— Мы с Гамаррой вернемся и принесем запасные камеры, — предложил Монхелос.
— Нет, — ответил Кристобаль Хара, пристально глядя на обступившую их болотницу.
— Как же быть? — спросил Гамарра, указывая на колеса.
— Набейте покрышки этой травой, — бросил Кристобаль таким тоном, словно велел служащим авторемонтной мастерской накачать шины.
Все рьяно взялись за работу, набили покрышки хрусткой болотницей и надели на обод. Сальюи срезала траву и таскала охапками гибкие острые стебли. Кристобаль работал через силу — очень ныла рана. Бинт намок от крови. Тогда он вытащил из кармана шляпу Сильвестре и натянул на руку, как перчатку. Сальюи подошла и укрепила ее Кристобалю на запястье. Она снова протянула ему кровоостанавливающую таблетку, тот взял ее и проглотил.
Гамарра и Монхелос унесли домкраты. Кристобаль сел в кабину и завел мотор. Подошел проводник.
— Темнеет. Нам теперь не проехать…
— Знаю. Я поставлю машину в лесу.
Грузовик двинулся к непроходимым зарослям, над которыми уже сгустились сумерки. Поскрипывали набитые травой покрышки. Гамарра ткнул в них пальцем и в шутку обратился к машине.
— Скажи спасибо за такие башмаки, okaichipá…[78]
Ночь, полная монотонного, едва различимого гула, окутала стоявшую в кустах автоцистерну.
Скоро над лесом, расточая белый рассеянный свет, всплыла луна.
Это был первый — к сожалению, вынужденный привал за весь двухдневный рейс, во время которого им было не до еды и не до сна. Гамарра вытащил банку с консервами и пригласил Монхелоса:
— Давай поужинаем.
Оба уселись у грузовика; чавкая и давясь, они жадно глотали тушенку и грызли твердые, как булыжник, галеты. Кристобаль достал свои припасы и поделился с Сальюи. Потом поднялся, налил немного воды в жестяной бидон из-под машинного масла и дал каждому по полфляги, но сам не смочил губ.

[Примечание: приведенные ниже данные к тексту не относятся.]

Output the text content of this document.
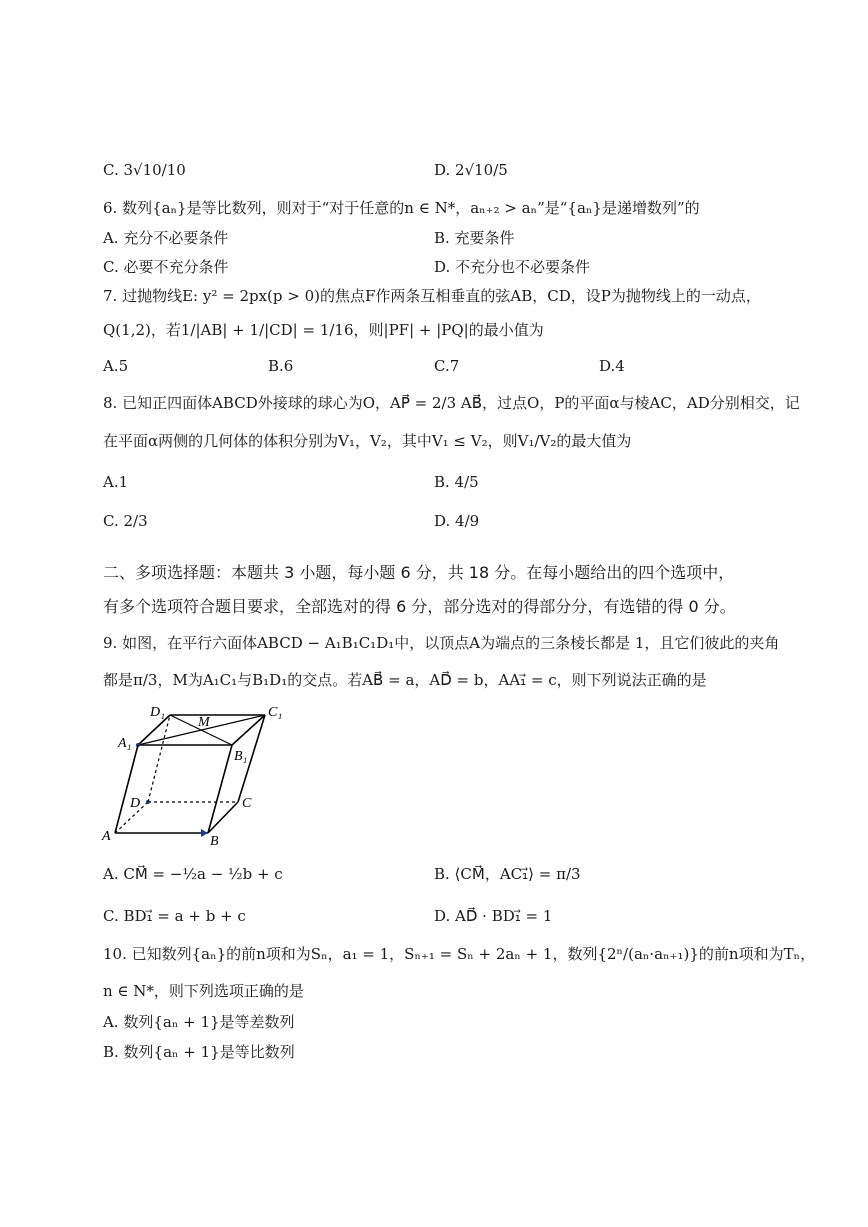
C. 3√10/10	D. 2√10/5
6. 数列{aₙ}是等比数列，则对于“对于任意的n ∈ N*，aₙ₊₂ > aₙ”是“{aₙ}是递增数列”的
A. 充分不必要条件	B. 充要条件
C. 必要不充分条件	D. 不充分也不必要条件
7. 过抛物线E: y² = 2px(p > 0)的焦点F作两条互相垂直的弦AB，CD，设P为抛物线上的一动点，
Q(1,2)，若1/|AB| + 1/|CD| = 1/16，则|PF| + |PQ|的最小值为
A.5	B.6	C.7	D.4
8. 已知正四面体ABCD外接球的球心为O，AP⃗ = 2/3 AB⃗，过点O，P的平面α与棱AC，AD分别相交，记
在平面α两侧的几何体的体积分别为V₁，V₂，其中V₁ ≤ V₂，则V₁/V₂的最大值为
A.1	B. 4/5
C. 2/3	D. 4/9
二、多项选择题：本题共 3 小题，每小题 6 分，共 18 分。在每小题给出的四个选项中，
有多个选项符合题目要求，全部选对的得 6 分，部分选对的得部分分，有选错的得 0 分。
9. 如图，在平行六面体ABCD − A₁B₁C₁D₁中，以顶点A为端点的三条棱长都是 1，且它们彼此的夹角
都是π/3，M为A₁C₁与B₁D₁的交点。若AB⃗ = a，AD⃗ = b，AA₁⃗ = c，则下列说法正确的是
D₁
M
C₁
A₁
B₁
D	C
A	B
A. CM⃗ = −½a − ½b + c	B. ⟨CM⃗，AC₁⃗⟩ = π/3
C. BD₁⃗ = a + b + c	D. AD⃗ · BD₁⃗ = 1
10. 已知数列{aₙ}的前n项和为Sₙ，a₁ = 1，Sₙ₊₁ = Sₙ + 2aₙ + 1，数列{2ⁿ/(aₙ·aₙ₊₁)}的前n项和为Tₙ，
n ∈ N*，则下列选项正确的是
A. 数列{aₙ + 1}是等差数列
B. 数列{aₙ + 1}是等比数列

— Ты не будешь пить? — спросила его Сальюи.
— Нет…
— Возьми у меня, я не хочу, — сказала она, протягивая ему флягу.
— И я не хочу.
Они смущенно переглянулись. В первый раз лицо Кристобаля смягчилось и подобрело. Но тут они услышали голос Гамарры:
— Наш последний ужин! Шикарный, правда!
— Для меня он будто первый! — сказал проводник.
Сальюи и Кристобаль улыбнулись.
— Идите спать, — сказал Кристобаль, вставая, — я пока подежурю.

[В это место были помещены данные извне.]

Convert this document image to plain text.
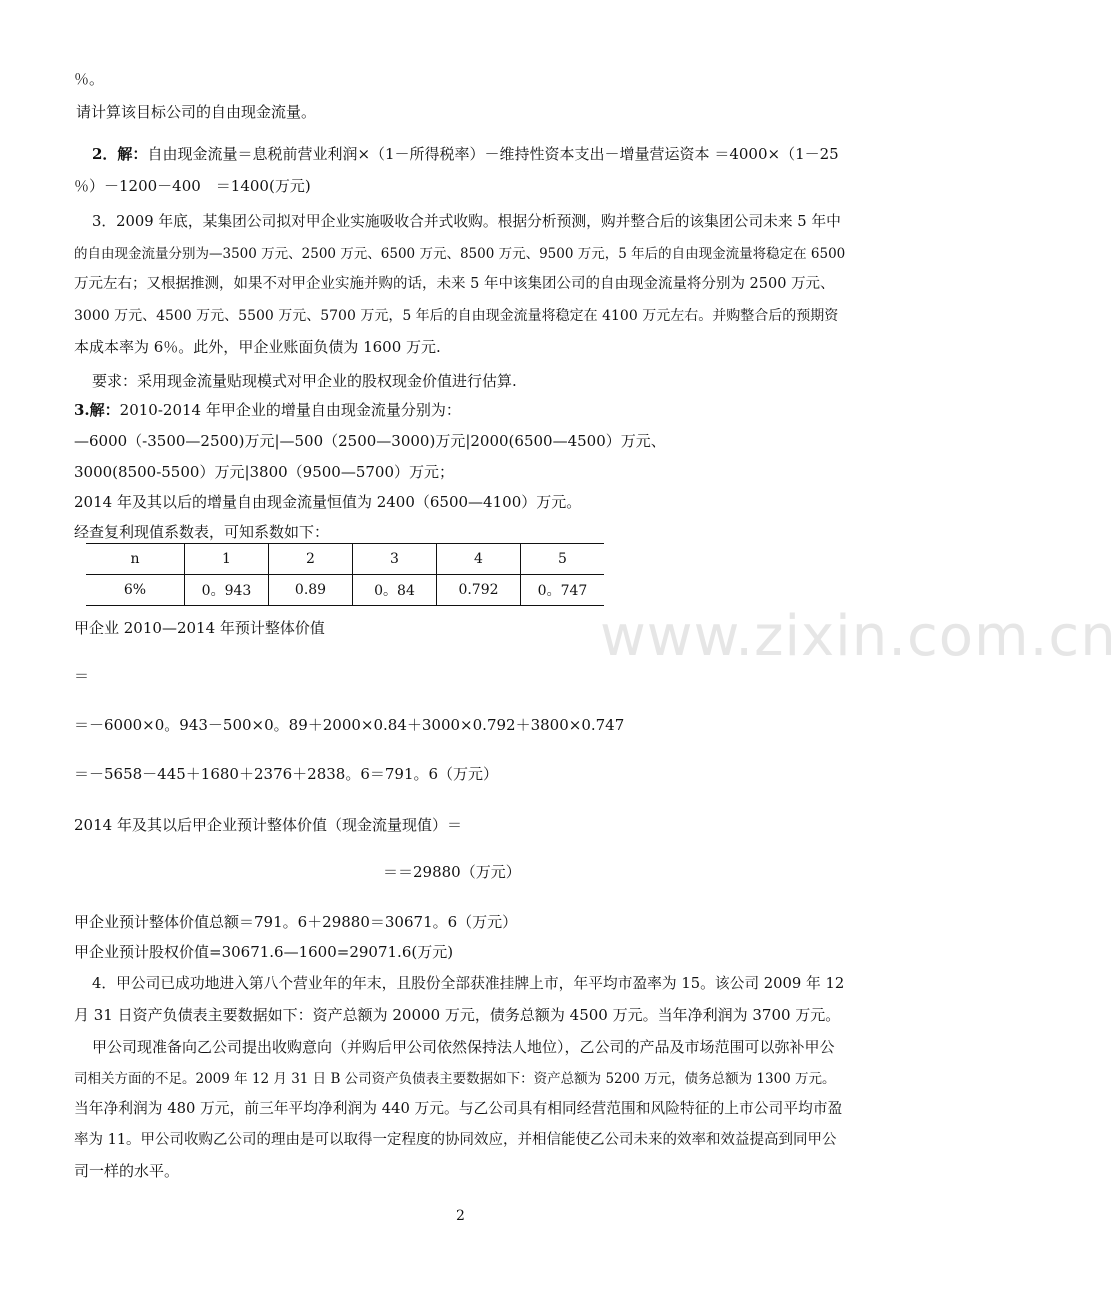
www.zixin.com.cn
％。
请计算该目标公司的自由现金流量。
2．解：自由现金流量＝息税前营业利润×（1－所得税率）－维持性资本支出－增量营运资本 ＝4000×（1－25
％）－1200－400　＝1400(万元)
3．2009 年底，某集团公司拟对甲企业实施吸收合并式收购。根据分析预测，购并整合后的该集团公司未来 5 年中
的自由现金流量分别为—3500 万元、2500 万元、6500 万元、8500 万元、9500 万元，5 年后的自由现金流量将稳定在 6500
万元左右；又根据推测，如果不对甲企业实施并购的话，未来 5 年中该集团公司的自由现金流量将分别为 2500 万元、
3000 万元、4500 万元、5500 万元、5700 万元，5 年后的自由现金流量将稳定在 4100 万元左右。并购整合后的预期资
本成本率为 6％。此外，甲企业账面负债为 1600 万元.
要求：采用现金流量贴现模式对甲企业的股权现金价值进行估算.
3.解：2010-2014 年甲企业的增量自由现金流量分别为：
—6000（-3500—2500)万元|—500（2500—3000)万元|2000(6500—4500）万元、
3000(8500-5500）万元|3800（9500—5700）万元；
2014 年及其以后的增量自由现金流量恒值为 2400（6500—4100）万元。
经查复利现值系数表，可知系数如下：
n	1	2	3	4	5
6%	0。943	0.89	0。84	0.792	0。747
甲企业 2010—2014 年预计整体价值
＝
＝－6000×0。943－500×0。89＋2000×0.84＋3000×0.792＋3800×0.747
＝－5658－445＋1680＋2376＋2838。6＝791。6（万元）
2014 年及其以后甲企业预计整体价值（现金流量现值）＝
＝＝29880（万元）
甲企业预计整体价值总额＝791。6＋29880＝30671。6（万元）
甲企业预计股权价值=30671.6—1600=29071.6(万元)
4．甲公司已成功地进入第八个营业年的年末，且股份全部获准挂牌上市，年平均市盈率为 15。该公司 2009 年 12
月 31 日资产负债表主要数据如下：资产总额为 20000 万元，债务总额为 4500 万元。当年净利润为 3700 万元。
甲公司现准备向乙公司提出收购意向（并购后甲公司依然保持法人地位），乙公司的产品及市场范围可以弥补甲公
司相关方面的不足。2009 年 12 月 31 日 B 公司资产负债表主要数据如下：资产总额为 5200 万元，债务总额为 1300 万元。
当年净利润为 480 万元，前三年平均净利润为 440 万元。与乙公司具有相同经营范围和风险特征的上市公司平均市盈
率为 11。甲公司收购乙公司的理由是可以取得一定程度的协同效应，并相信能使乙公司未来的效率和效益提高到同甲公
司一样的水平。
2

Девушка угостила их сигаретами и забралась в кабину. Гамарра и Монхелос при помощи мачете расчистили место рядом с грузовиком и улеглись, натянув на себя одеяла.
— Для полного счастья мне не хватает только, чтобы пришла со мной спать apapá[79]
— балагурил Гамарра, беря сигарету.Монхелос тоже закурил. Оба помолчали.
— Похоже, война не скоро кончится, — пробормотал Гамарра, хотя казалось, он давно уже спит.
— Да она только началась.
— Для нас она почти кончилась.
— И то верно, — вяло поддакнул проводник.
— Далеко же пришлось нам идти на собственные похороны, — вздохнул Гамарра.
— Так, видно, на роду написано.
Темнота скрывала их лица, светились только красные точки сигарет.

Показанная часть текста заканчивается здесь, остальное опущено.